Despite declining levels on the Integrated Vaal River system, the exhortation could send wrong signal to business

Neels Blom

Neels Blom

Writer at large

The average dam level is at 69.7%, from 73.2% at the same time in 2018. Picture: THE SOWETAN
The average dam level is at 69.7%, from 73.2% at the same time in 2018. Picture: THE SOWETAN ( )

The water & sanitation department has urged Gauteng water users to actively cut back their water use as dam levels in the integrated Vaal River system (IVRS) dip below their levels of a year ago.

The 14 dams in the IVRS provide water to households and industries in Gauteng, including the economically critical Eskom and Sasol, which rely heavily on the system.  The average dam level is at 69.7%, from 73.2% at the same time in 2018.

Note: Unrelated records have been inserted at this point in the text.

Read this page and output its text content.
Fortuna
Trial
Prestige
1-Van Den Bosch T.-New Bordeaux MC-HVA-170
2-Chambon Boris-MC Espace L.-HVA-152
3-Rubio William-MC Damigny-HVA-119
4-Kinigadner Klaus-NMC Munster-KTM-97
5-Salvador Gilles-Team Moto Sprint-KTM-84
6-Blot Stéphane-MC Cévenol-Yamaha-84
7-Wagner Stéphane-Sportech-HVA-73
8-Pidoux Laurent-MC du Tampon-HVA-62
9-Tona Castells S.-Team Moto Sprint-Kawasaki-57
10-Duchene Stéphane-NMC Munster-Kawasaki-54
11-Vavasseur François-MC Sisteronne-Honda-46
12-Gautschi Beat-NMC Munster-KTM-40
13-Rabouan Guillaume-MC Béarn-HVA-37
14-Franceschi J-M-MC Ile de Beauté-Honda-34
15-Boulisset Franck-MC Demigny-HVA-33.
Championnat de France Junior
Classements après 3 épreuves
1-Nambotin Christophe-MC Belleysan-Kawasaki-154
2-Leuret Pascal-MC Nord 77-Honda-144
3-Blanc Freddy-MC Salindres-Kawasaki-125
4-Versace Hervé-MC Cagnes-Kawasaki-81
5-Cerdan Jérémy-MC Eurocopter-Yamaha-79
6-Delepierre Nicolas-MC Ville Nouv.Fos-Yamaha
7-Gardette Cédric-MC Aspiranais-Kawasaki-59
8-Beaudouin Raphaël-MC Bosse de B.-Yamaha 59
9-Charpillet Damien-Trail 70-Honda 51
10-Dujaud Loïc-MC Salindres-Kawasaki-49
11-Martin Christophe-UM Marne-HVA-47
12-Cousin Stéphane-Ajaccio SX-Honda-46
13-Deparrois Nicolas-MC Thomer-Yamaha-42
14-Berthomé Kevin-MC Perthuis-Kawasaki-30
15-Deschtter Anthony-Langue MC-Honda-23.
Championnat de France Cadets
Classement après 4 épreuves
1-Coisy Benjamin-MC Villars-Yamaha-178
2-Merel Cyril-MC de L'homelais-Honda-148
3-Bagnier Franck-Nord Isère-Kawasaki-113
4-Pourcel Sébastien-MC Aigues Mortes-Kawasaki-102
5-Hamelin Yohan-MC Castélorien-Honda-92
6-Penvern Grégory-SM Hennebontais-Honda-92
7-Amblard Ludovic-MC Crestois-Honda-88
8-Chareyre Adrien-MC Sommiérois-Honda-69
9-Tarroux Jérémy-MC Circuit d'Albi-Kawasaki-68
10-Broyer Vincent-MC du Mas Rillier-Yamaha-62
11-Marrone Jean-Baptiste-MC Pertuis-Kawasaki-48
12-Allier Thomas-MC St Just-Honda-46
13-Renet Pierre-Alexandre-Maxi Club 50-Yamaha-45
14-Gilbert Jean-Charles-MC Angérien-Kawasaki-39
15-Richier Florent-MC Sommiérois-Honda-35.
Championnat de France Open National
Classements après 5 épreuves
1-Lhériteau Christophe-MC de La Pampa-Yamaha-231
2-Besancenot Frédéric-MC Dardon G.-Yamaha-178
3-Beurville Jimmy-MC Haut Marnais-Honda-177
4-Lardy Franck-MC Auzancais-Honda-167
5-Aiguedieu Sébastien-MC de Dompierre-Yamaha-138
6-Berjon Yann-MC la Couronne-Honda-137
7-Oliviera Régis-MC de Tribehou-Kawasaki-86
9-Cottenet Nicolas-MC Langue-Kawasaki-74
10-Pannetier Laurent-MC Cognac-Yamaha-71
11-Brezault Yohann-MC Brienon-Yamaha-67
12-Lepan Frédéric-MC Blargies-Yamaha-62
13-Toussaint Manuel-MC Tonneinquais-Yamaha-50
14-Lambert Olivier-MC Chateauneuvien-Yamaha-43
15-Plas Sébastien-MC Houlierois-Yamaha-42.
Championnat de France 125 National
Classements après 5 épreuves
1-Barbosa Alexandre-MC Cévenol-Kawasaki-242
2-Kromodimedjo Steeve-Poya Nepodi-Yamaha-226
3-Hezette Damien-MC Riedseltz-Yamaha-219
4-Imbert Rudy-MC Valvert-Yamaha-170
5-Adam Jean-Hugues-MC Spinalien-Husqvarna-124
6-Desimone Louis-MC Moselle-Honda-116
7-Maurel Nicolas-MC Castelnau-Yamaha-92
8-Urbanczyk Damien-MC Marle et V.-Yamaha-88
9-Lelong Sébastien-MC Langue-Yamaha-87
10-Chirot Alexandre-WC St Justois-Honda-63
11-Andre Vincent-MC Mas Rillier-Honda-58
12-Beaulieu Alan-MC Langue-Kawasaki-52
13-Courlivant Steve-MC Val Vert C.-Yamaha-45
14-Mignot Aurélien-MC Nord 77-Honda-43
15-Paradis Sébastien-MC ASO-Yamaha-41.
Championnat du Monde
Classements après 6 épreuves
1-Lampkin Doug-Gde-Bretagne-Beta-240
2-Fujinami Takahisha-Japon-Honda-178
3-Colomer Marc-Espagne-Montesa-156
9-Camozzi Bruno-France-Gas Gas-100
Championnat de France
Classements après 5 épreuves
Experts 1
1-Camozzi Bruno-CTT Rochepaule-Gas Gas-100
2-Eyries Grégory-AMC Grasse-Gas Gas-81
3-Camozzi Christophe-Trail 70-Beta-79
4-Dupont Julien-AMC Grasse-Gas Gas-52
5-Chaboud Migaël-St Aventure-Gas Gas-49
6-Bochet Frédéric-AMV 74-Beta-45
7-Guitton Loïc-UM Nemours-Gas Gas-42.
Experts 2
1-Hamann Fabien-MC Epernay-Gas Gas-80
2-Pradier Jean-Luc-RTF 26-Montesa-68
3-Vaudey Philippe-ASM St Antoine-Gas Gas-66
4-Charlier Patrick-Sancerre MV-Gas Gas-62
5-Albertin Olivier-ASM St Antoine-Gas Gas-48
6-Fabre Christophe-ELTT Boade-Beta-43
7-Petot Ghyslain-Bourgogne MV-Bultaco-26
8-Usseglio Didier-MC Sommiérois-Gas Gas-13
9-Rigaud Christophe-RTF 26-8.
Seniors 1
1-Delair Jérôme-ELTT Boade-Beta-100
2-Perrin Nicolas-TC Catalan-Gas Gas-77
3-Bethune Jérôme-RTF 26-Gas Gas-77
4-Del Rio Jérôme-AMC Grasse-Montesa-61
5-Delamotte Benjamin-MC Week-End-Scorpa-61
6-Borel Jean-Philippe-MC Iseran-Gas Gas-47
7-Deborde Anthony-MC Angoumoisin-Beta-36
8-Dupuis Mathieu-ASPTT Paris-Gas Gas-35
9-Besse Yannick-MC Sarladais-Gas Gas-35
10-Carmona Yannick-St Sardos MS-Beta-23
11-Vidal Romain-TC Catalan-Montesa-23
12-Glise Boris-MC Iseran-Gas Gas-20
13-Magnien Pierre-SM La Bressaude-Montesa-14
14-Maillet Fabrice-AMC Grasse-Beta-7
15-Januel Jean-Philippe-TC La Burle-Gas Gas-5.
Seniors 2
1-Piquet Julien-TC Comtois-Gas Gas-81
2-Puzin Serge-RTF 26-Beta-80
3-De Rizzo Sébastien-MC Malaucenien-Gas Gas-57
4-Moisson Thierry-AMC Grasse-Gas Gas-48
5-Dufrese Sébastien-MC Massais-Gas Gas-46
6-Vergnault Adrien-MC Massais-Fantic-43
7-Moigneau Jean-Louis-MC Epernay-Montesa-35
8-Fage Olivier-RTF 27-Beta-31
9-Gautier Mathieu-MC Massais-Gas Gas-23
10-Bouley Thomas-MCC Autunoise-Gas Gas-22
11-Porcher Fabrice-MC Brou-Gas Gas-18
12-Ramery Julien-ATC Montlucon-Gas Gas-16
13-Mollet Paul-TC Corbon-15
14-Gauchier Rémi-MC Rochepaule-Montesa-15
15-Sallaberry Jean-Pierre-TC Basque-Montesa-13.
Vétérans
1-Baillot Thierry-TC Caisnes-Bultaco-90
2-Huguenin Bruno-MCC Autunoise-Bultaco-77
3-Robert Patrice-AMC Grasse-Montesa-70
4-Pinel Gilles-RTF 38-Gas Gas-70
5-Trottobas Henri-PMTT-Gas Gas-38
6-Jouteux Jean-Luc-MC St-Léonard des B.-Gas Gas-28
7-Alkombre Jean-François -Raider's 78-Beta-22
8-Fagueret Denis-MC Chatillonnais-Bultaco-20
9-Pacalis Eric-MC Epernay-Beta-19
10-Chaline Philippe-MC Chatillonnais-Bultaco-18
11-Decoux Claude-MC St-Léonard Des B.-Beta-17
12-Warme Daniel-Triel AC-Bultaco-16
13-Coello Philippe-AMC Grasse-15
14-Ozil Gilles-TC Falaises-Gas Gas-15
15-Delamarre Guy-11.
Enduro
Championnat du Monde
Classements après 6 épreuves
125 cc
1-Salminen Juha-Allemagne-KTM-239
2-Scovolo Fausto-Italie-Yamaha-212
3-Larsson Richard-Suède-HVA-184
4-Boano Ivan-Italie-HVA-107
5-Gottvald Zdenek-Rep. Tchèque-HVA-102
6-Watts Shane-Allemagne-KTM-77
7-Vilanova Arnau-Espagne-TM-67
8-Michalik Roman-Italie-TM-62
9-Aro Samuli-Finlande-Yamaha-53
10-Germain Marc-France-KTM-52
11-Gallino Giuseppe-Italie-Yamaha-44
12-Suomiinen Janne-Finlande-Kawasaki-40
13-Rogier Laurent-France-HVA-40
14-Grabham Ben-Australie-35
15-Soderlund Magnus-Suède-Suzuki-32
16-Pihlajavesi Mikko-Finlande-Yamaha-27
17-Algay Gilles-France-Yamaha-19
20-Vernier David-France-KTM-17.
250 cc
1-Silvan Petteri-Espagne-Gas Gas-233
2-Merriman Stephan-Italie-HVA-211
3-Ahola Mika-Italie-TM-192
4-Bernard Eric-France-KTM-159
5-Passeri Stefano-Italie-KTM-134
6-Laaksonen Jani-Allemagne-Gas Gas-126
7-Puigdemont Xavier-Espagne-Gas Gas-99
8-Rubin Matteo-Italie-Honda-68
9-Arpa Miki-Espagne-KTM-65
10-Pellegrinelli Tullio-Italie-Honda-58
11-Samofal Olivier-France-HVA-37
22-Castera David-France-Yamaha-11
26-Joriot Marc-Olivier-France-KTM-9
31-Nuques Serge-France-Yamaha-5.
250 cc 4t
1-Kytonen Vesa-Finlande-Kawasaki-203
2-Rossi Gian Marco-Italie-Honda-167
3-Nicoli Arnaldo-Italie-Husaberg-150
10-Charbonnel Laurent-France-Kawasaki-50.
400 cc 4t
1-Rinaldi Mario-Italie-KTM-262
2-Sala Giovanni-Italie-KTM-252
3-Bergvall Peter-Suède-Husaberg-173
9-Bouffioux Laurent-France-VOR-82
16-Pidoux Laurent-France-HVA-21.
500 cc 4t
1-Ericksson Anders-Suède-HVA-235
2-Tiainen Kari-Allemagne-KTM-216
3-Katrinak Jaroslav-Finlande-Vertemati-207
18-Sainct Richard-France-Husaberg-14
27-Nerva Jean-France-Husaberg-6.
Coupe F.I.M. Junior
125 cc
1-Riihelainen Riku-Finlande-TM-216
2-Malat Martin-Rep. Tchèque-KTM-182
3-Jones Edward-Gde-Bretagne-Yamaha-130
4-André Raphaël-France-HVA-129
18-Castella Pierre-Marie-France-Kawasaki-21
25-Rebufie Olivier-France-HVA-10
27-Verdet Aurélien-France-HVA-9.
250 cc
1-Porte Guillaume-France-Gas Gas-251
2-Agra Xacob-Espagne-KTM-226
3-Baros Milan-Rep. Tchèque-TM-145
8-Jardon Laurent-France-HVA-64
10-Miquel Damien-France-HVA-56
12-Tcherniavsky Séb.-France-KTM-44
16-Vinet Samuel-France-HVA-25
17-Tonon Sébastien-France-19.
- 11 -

The system is also under strain from sewage pollution downstream of failing municipal treatment plant. This poses a risk to communities using untreated water directly from the rivers in the system, and to farmers watering stock and irrigating directly from the Vaal River.

 Department spokesperson Sputnik Ratau said soaring temperatures in Gauteng are directly linked to abnormally high demand for water. Recent temperature recordings and forecasts by the SA Weather Service show highs consistently more than 30°C  over the IVRS catchment area.

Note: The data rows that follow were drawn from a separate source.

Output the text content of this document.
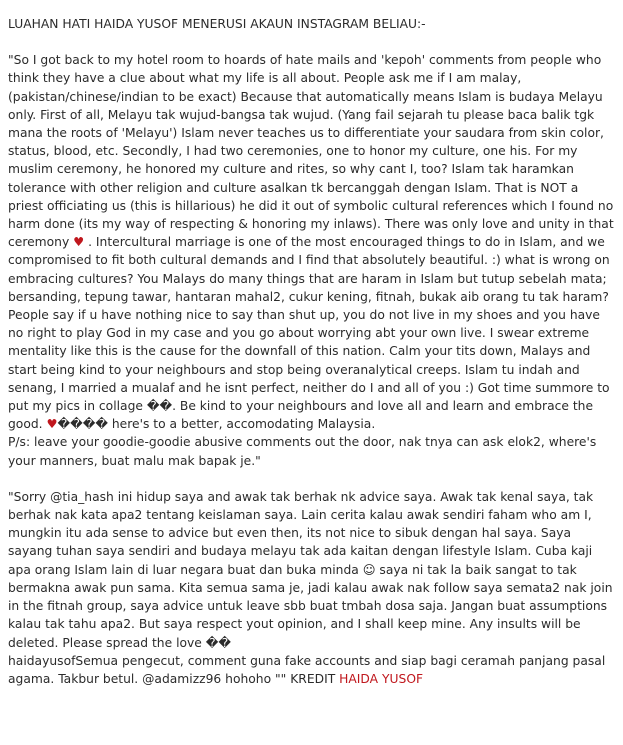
LUAHAN HATI HAIDA YUSOF MENERUSI AKAUN INSTAGRAM BELIAU:-
"So I got back to my hotel room to hoards of hate mails and 'kepoh' comments from people who think they have a clue about what my life is all about. People ask me if I am malay, (pakistan/chinese/indian to be exact) Because that automatically means Islam is budaya Melayu only. First of all, Melayu tak wujud-bangsa tak wujud. (Yang fail sejarah tu please baca balik tgk mana the roots of 'Melayu') Islam never teaches us to differentiate your saudara from skin color, status, blood, etc. Secondly, I had two ceremonies, one to honor my culture, one his. For my muslim ceremony, he honored my culture and rites, so why cant I, too? Islam tak haramkan tolerance with other religion and culture asalkan tk bercanggah dengan Islam. That is NOT a priest officiating us (this is hillarious) he did it out of symbolic cultural references which I found no harm done (its my way of respecting & honoring my inlaws). There was only love and unity in that ceremony ♥ . Intercultural marriage is one of the most encouraged things to do in Islam, and we compromised to fit both cultural demands and I find that absolutely beautiful. :) what is wrong on embracing cultures? You Malays do many things that are haram in Islam but tutup sebelah mata; bersanding, tepung tawar, hantaran mahal2, cukur kening, fitnah, bukak aib orang tu tak haram? People say if u have nothing nice to say than shut up, you do not live in my shoes and you have no right to play God in my case and you go about worrying abt your own live. I swear extreme mentality like this is the cause for the downfall of this nation. Calm your tits down, Malays and start being kind to your neighbours and stop being overanalytical creeps. Islam tu indah and senang, I married a mualaf and he isnt perfect, neither do I and all of you :) Got time summore to put my pics in collage ��. Be kind to your neighbours and love all and learn and embrace the good. ♥���� here's to a better, accomodating Malaysia.
P/s: leave your goodie-goodie abusive comments out the door, nak tnya can ask elok2, where's your manners, buat malu mak bapak je."
"Sorry @tia_hash ini hidup saya and awak tak berhak nk advice saya. Awak tak kenal saya, tak berhak nak kata apa2 tentang keislaman saya. Lain cerita kalau awak sendiri faham who am I, mungkin itu ada sense to advice but even then, its not nice to sibuk dengan hal saya. Saya sayang tuhan saya sendiri and budaya melayu tak ada kaitan dengan lifestyle Islam. Cuba kaji apa orang Islam lain di luar negara buat dan buka minda ☺ saya ni tak la baik sangat to tak bermakna awak pun sama. Kita semua sama je, jadi kalau awak nak follow saya semata2 nak join in the fitnah group, saya advice untuk leave sbb buat tmbah dosa saja. Jangan buat assumptions kalau tak tahu apa2. But saya respect yout opinion, and I shall keep mine. Any insults will be deleted. Please spread the love ��
haidayusofSemua pengecut, comment guna fake accounts and siap bagi ceramah panjang pasal agama. Takbur betul. @adamizz96 hohoho "" KREDIT HAIDA YUSOF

This condition is being made worse by higher evaporation rates as a result of the hot weather and by relatively lower rainfall over the catchment. The Vaal Dam, the biggest in the system and the main source to households and industry, is relatively shallow, allowing for a high evaporation rate. This rate is 10 times higher than Lesotho’s Mohale Dam, the upper-most dam in the IVRS.

However, the much deeper if smaller Mohale Dam’s level is at 18.2%, from 21.4% in 2018, and that of the Katse Dam, the next highest in the system and also in Lesotho, is at 40.8%, from 39.2% in 2018, according to the department’s figures.  

This is considerably lower than the Vaal Dam’s 75.2% and indicates a greater threat to water security than the levels of the dams lower in the IVRS, according to water-management experts. Best practice is to maintain higher levels in upper dams and lower levels in lower dams to minimise evaporation losses and optimise flood control, they say.

Demand management, however, is not necessarily the ideal way of dealing with supply constraints. Water politics expert Anthony Turton said on Thursday that while demand management was a necessary part of the water-management toolbox, if applied overzealously it would destroy business confidence. To resort to demand management as the primary solution for supply constraints was predicated on water being a stock, which it was not, he said.

“Water must be viewed as being in flux and thus infinitely renewable.”